Saturday, February 6, 2016

Don't Let Greek Pensions Threaten the Euro

4 FEB 2, 2016 2:00 AM EST
By Editorial Board

Bloomberg

Greece is a small country, but for much of 2015 its problems were big enough to threaten the survival of the euro system. A year after Alexis Tsipras took charge as prime minister, the government seems committed to meeting the obligations demanded by its creditors in return for further aid. Neither side should allow the remaining sticking point -- pension reform -- to jeopardize the euro again.

The Greek economy is still in intensive care, and the unemployment rate is stubbornly high, but the situation is improving. The economy is expected to shrink by only 0.7 percent this year, and 2017 could see growth of 1.9 percent. The nation’s credit rating has been upgraded.
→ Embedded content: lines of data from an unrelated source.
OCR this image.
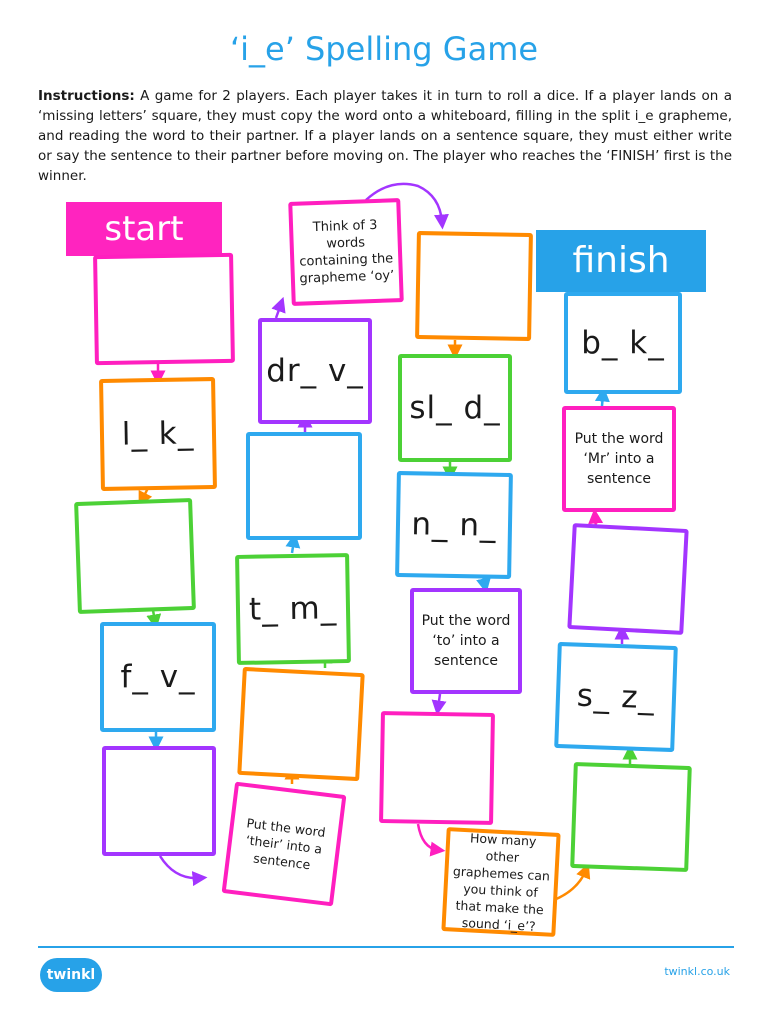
‘i_e’ Spelling Game
Instructions: A game for 2 players. Each player takes it in turn to roll a dice. If a player lands on a ‘missing letters’ square, they must copy the word onto a whiteboard, filling in the split i_e grapheme, and reading the word to their partner. If a player lands on a sentence square, they must either write or say the sentence to their partner before moving on. The player who reaches the ‘FINISH’ first is the winner.
start
finish
l_ k_
f_ v_
Put the word ‘their’ into a sentence
t_ m_
dr_ v_
Think of 3 words containing the grapheme ‘oy’
sl_ d_
n_ n_
Put the word ‘to’ into a sentence
How many other graphemes can you think of that make the sound ‘i_e’?
s_ z_
Put the word ‘Mr’ into a sentence
b_ k_
twinkl	twinkl.co.uk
But the domestic political situation remains fragile. After defections, the parliamentary majority of Tsipras’s Syriza Party has all but vanished. Avoiding a rerun of the earlier drama requires a double success -- not just steady commitment on Greece’s side but also greater flexibility from its European partners. And the real test will come when Tsipras tries to get parliament to approve much-needed reforms of the pension system.

If this isn’t cautiously handled, a new political crisis is not just possible but probable. Keeping pressure on Greece to persist with needed reforms is vital, and pension reform and privatizations are undoubtedly necessary. But the EU can improve the chances of success by being a little more willing to bend than before.

On privatization, for instance, the sale of airports, ports and other assets agreed so far will deliver proceeds of about 1.5 billion euros this year; a reluctance to indulge in what the government still calls “fire sales” may mean the official budget target is missed. For sure, creditors should demand progress, and good-faith efforts to keep the earlier promises. But the direction and durability of reform matter more than the pace. Insisting on change that’s faster than the government can deliver, or on sales that grossly undervalue the assets in question, serves no purpose.

On pension reform, Greece and its creditors disagree on where to find savings. Should it be mainly from higher contributions (taxes), as the government prefers, or mainly from lower payments to pensioners, as the creditors would like?

It is true that Greece’s record on tax collection does not inspire confidence. That said, as long as the system is pushed toward fiscal soundness, the creditors ought to defer. It should be for Greece to say how the cost will be divided between its taxpayers and pensioners.

Finally, the creditors have agreed to talk about new debt relief -- eventually. Everybody knows that Greece’s finances can’t be repaired without debt relief, so this discussion is overdue. The details of forgiveness or other concessions needn’t be decided now, but the talks ought to start. That would give Greek voters more reason to endure the next stage of belt-tightening.

The European Union, at great and unreasonable cost, forced Tsipras to surrender last year. If it doesn’t want a repeat of that calamitous episode, it should be gracious in victory.